Jim Taylor
Say What?
Monday, November 21, 2022, 06:32

I first noticed that the loss of hearing was getting bad among some of the SHOOTISTS at the Shootists Holiday in 1986. My Dad, Robert Smythe, and I drove up from Robert’s place in a motor home. It was not the quietest thing, but I did not think it was all that noisy. However, I noticed that Dad and Robert seemed not to hear each other correctly. Dad would say, "Robert, do you want me to make you a sandwich?" and Robert would reply, "No thanks, I’m comfortable sitting up here." Dad would say, "Cheese and what?" and Robert would say, "No, it’s not hot. I’m fine." Needless to say, the conversation kept me awake, but I’m sure Dad and Robert were wondering why I was laughing so much.

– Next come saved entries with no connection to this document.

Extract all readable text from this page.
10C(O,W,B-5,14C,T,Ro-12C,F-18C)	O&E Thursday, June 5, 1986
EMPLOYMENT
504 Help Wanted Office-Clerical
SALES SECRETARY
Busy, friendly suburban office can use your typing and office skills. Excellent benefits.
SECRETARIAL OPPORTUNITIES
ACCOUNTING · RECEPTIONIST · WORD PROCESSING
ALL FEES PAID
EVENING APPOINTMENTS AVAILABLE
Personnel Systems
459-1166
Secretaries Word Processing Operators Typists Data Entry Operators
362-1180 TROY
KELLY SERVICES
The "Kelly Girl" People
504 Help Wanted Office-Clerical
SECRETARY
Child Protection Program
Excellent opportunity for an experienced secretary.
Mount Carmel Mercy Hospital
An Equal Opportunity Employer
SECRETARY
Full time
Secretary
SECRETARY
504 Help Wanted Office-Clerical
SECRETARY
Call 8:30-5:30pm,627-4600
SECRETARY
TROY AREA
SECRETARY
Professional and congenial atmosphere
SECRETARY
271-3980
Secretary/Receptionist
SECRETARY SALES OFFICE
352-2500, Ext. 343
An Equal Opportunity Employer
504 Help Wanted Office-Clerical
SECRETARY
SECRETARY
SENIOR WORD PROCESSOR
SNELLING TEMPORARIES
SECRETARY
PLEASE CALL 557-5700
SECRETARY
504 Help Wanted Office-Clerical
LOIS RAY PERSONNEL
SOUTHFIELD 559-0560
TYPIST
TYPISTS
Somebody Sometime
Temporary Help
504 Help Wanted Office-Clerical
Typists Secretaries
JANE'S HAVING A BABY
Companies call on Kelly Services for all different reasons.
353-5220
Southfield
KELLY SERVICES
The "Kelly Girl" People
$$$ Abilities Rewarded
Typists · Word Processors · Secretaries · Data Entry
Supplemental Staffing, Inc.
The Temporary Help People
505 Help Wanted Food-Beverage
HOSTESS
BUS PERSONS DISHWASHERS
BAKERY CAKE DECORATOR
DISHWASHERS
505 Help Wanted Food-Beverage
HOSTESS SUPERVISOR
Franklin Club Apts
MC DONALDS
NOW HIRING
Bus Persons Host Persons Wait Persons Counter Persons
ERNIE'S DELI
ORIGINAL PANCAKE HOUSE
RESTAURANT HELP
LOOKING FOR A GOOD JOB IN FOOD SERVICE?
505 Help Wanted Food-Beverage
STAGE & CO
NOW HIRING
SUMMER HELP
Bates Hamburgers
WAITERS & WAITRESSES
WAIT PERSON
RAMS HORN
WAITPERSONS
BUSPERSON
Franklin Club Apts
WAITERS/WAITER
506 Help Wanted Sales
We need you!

Since that time, I have watched The Shootists get together and things seem to be going downhill in the hearing department. Conversations get louder. You hear, "What’d you say?" more often. And "HUH?" seems to be the normal password anywhere. Now I know among married men nerve deafness increases as the years you are married increase. It is a mathematical progression. A man who has been married ten years is five times more nerve-deaf than a man who has been married for five years. This is a common phenomenon and is well-known among wives, having been passed down as a shared experience from mother to daughter for centuries. However, some of the non-married Shootists seem to be getting to where they don’t hear so well either! At the last Holiday I attended, I asked several of them for a small loan of $50 and they looked right at me and then walked away! I did not want to embarrass such young men by pointing out the obvious loss of hearing, so I did not question them again.

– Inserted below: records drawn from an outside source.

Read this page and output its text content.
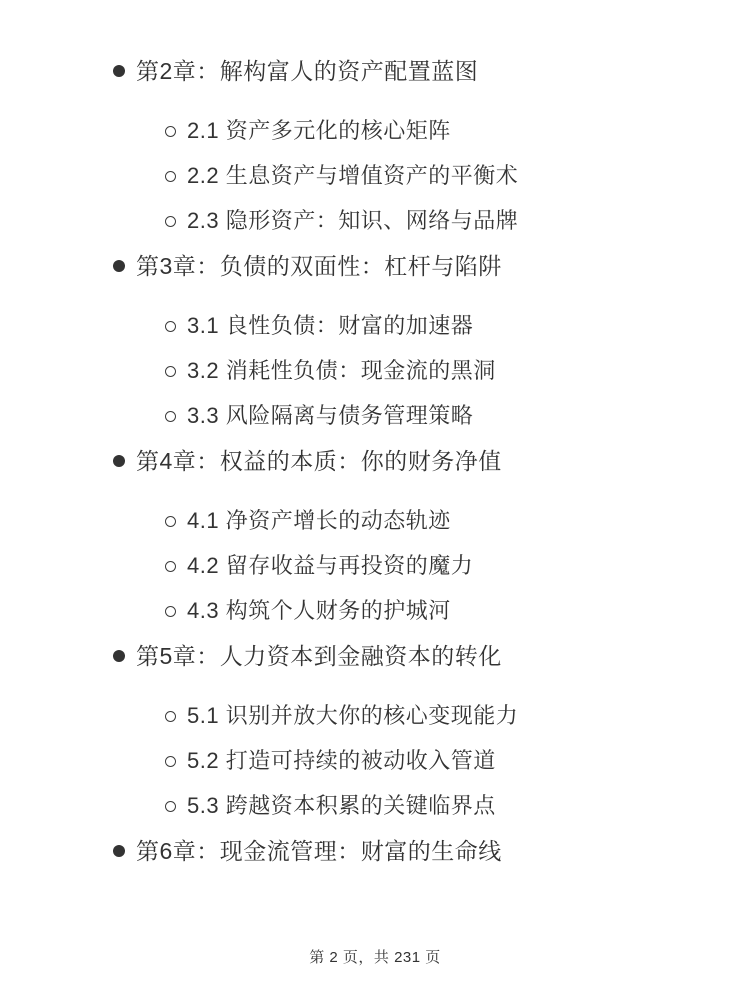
第2章：解构富人的资产配置蓝图
2.1 资产多元化的核心矩阵
2.2 生息资产与增值资产的平衡术
2.3 隐形资产：知识、网络与品牌
第3章：负债的双面性：杠杆与陷阱
3.1 良性负债：财富的加速器
3.2 消耗性负债：现金流的黑洞
3.3 风险隔离与债务管理策略
第4章：权益的本质：你的财务净值
4.1 净资产增长的动态轨迹
4.2 留存收益与再投资的魔力
4.3 构筑个人财务的护城河
第5章：人力资本到金融资本的转化
5.1 识别并放大你的核心变现能力
5.2 打造可持续的被动收入管道
5.3 跨越资本积累的关键临界点
第6章：现金流管理：财富的生命线
第 2 页，共 231 页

I have a theory that the whole world is getting to be a noisier place, causing everyone and everything to lose its hearing sensitivity. My dog can be setting 20 feet away and not hear me when I call him. It MUST be a nerve deafness, since he can hear certain sounds. Sounds like a candy bar being unwrapped or the refrigerator door being opened. He can hear that from across the pasture. But the tone of my voice he cannot hear al all, except for certain words like "EAT, FOOD, etc." My children do not hear me when I call them to come downstairs and pick up their clothes. They can hear a bag of potato chips being opened even though there is four feet of concrete between it and them.

But it does pain me to see a fine group like The Shootists succumb to this affliction. If it progresses on, ear trumpets will accompany everyone. In addition to buying primers, we will be stocking up on batteries for our hearing aids! Of course, you can be like my Dad and just deny the whole thing. He feels that if you ignore it, it will all just go away. Or never happen in the first place. He quit wondering years ago why the birds had quit singing and crickets had stopped chirping. He blamed it on DDT and has gone happily on his way!

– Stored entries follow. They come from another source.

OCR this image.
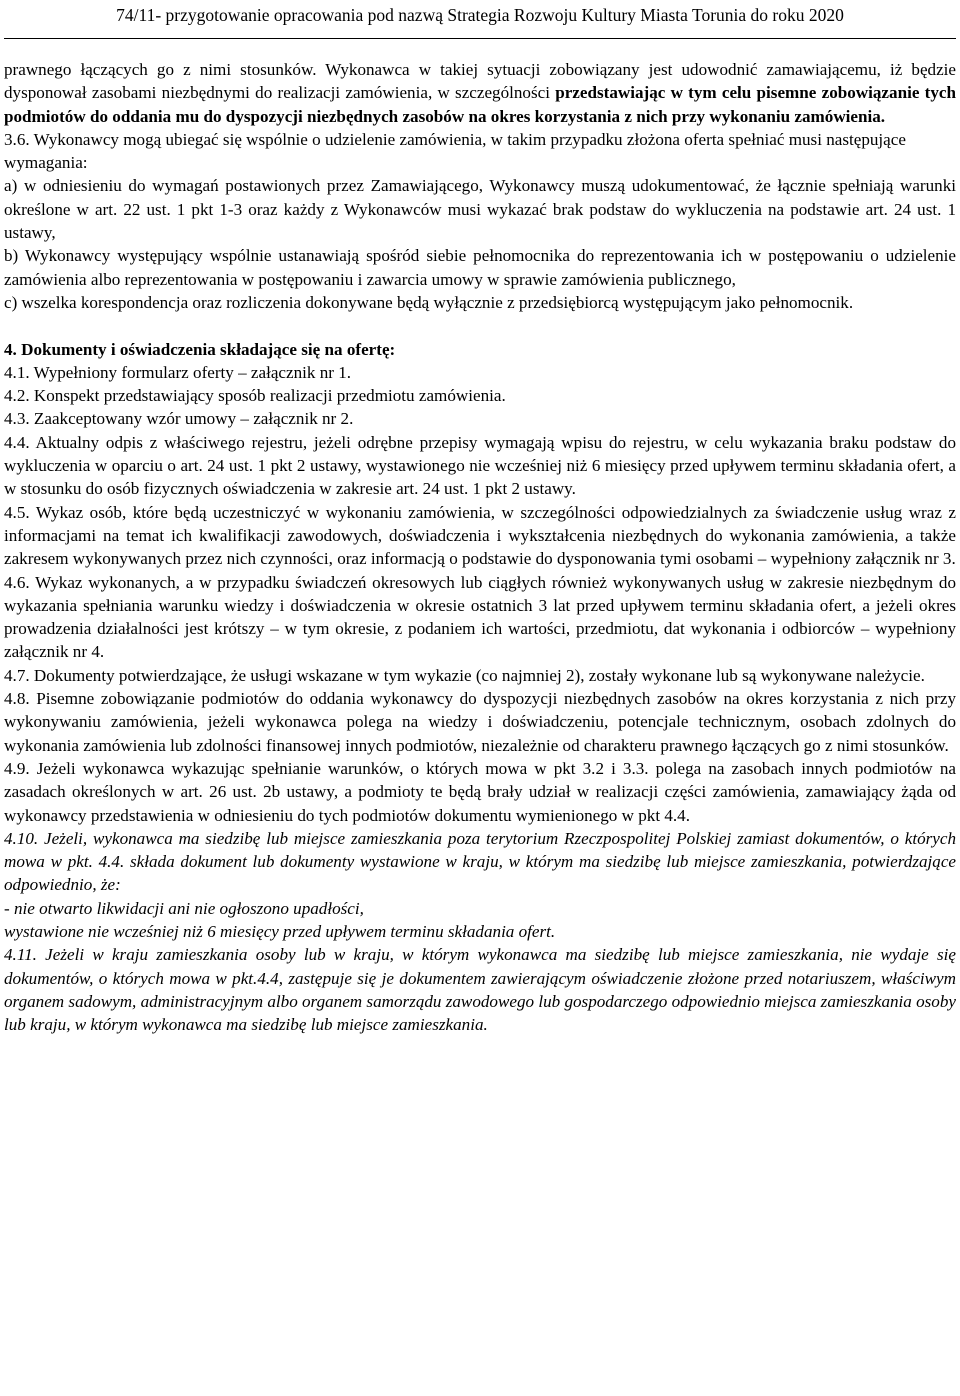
74/11- przygotowanie opracowania pod nazwą Strategia Rozwoju Kultury Miasta Torunia do roku 2020

prawnego łączących go z nimi stosunków. Wykonawca w takiej sytuacji zobowiązany jest udowodnić zamawiającemu, iż będzie dysponował zasobami niezbędnymi do realizacji zamówienia, w szczególności przedstawiając w tym celu pisemne zobowiązanie tych podmiotów do oddania mu do dyspozycji niezbędnych zasobów na okres korzystania z nich przy wykonaniu zamówienia.

3.6. Wykonawcy mogą ubiegać się wspólnie o udzielenie zamówienia, w takim przypadku złożona oferta spełniać musi następujące wymagania:

a) w odniesieniu do wymagań postawionych przez Zamawiającego, Wykonawcy muszą udokumentować, że łącznie spełniają warunki określone w art. 22 ust. 1 pkt 1-3 oraz każdy z Wykonawców musi wykazać brak podstaw do wykluczenia na podstawie art. 24 ust. 1 ustawy,

b) Wykonawcy występujący wspólnie ustanawiają spośród siebie pełnomocnika do reprezentowania ich w postępowaniu o udzielenie zamówienia albo reprezentowania w postępowaniu i zawarcia umowy w sprawie zamówienia publicznego,

c) wszelka korespondencja oraz rozliczenia dokonywane będą wyłącznie z przedsiębiorcą występującym jako pełnomocnik.

4. Dokumenty i oświadczenia składające się na ofertę:

4.1. Wypełniony formularz oferty – załącznik nr 1.

4.2. Konspekt przedstawiający sposób realizacji przedmiotu zamówienia.

4.3. Zaakceptowany wzór umowy – załącznik nr 2.

4.4. Aktualny odpis z właściwego rejestru, jeżeli odrębne przepisy wymagają wpisu do rejestru, w celu wykazania braku podstaw do wykluczenia w oparciu o art. 24 ust. 1 pkt 2 ustawy, wystawionego nie wcześniej niż 6 miesięcy przed upływem terminu składania ofert, a w stosunku do osób fizycznych oświadczenia w zakresie art. 24 ust. 1 pkt 2 ustawy.

4.5. Wykaz osób, które będą uczestniczyć w wykonaniu zamówienia, w szczególności odpowiedzialnych za świadczenie usług wraz z informacjami na temat ich kwalifikacji zawodowych, doświadczenia i wykształcenia niezbędnych do wykonania zamówienia, a także zakresem wykonywanych przez nich czynności, oraz informacją o podstawie do dysponowania tymi osobami – wypełniony załącznik nr 3.

4.6. Wykaz wykonanych, a w przypadku świadczeń okresowych lub ciągłych również wykonywanych usług w zakresie niezbędnym do wykazania spełniania warunku wiedzy i doświadczenia w okresie ostatnich 3 lat przed upływem terminu składania ofert, a jeżeli okres prowadzenia działalności jest krótszy – w tym okresie, z podaniem ich wartości, przedmiotu, dat wykonania i odbiorców – wypełniony załącznik nr 4.

4.7. Dokumenty potwierdzające, że usługi wskazane w tym wykazie (co najmniej 2), zostały wykonane lub są wykonywane należycie.

4.8. Pisemne zobowiązanie podmiotów do oddania wykonawcy do dyspozycji niezbędnych zasobów na okres korzystania z nich przy wykonywaniu zamówienia, jeżeli wykonawca polega na wiedzy i doświadczeniu, potencjale technicznym, osobach zdolnych do wykonania zamówienia lub zdolności finansowej innych podmiotów, niezależnie od charakteru prawnego łączących go z nimi stosunków.

4.9. Jeżeli wykonawca wykazując spełnianie warunków, o których mowa w pkt 3.2 i 3.3. polega na zasobach innych podmiotów na zasadach określonych w art. 26 ust. 2b ustawy, a podmioty te będą brały udział w realizacji części zamówienia, zamawiający żąda od wykonawcy przedstawienia w odniesieniu do tych podmiotów dokumentu wymienionego w pkt 4.4.

4.10. Jeżeli, wykonawca ma siedzibę lub miejsce zamieszkania poza terytorium Rzeczpospolitej Polskiej zamiast dokumentów, o których mowa w pkt. 4.4. składa dokument lub dokumenty wystawione w kraju, w którym ma siedzibę lub miejsce zamieszkania, potwierdzające odpowiednio, że:

- nie otwarto likwidacji ani nie ogłoszono upadłości,

wystawione nie wcześniej niż 6 miesięcy przed upływem terminu składania ofert.

4.11. Jeżeli w kraju zamieszkania osoby lub w kraju, w którym wykonawca ma siedzibę lub miejsce zamieszkania, nie wydaje się dokumentów, o których mowa w pkt.4.4, zastępuje się je dokumentem zawierającym oświadczenie złożone przed notariuszem, właściwym organem sadowym, administracyjnym albo organem samorządu zawodowego lub gospodarczego odpowiednio miejsca zamieszkania osoby lub kraju, w którym wykonawca ma siedzibę lub miejsce zamieszkania.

Speaking of crickets reminds me. One night we had a cricket in the house that was about the loudest I had ever heard. While we have been plagued with crickets, usually they are not all that loud. This one was LOUD! And he had the oddest chirp. Not a "cree-deep, cree-deep, cree-deep", as they usually sing, but a "CHEEP!" – real loud and only once. He did that all night long. I got up about 6 A.M. determined to kill the sucker. I moved furniture and he’d chirp and then stop. I looked all over the living room, moved every box and piece of furniture and couldn’t find him. Every once in a while, he’d "CHEEP!" real loud. Finally my daughter came downstairs and asked what I was doing. I told her and she just stood there and pointed up on the wall over the door. Sure enough. There sat my smoke detector, letting me know the battery was getting low.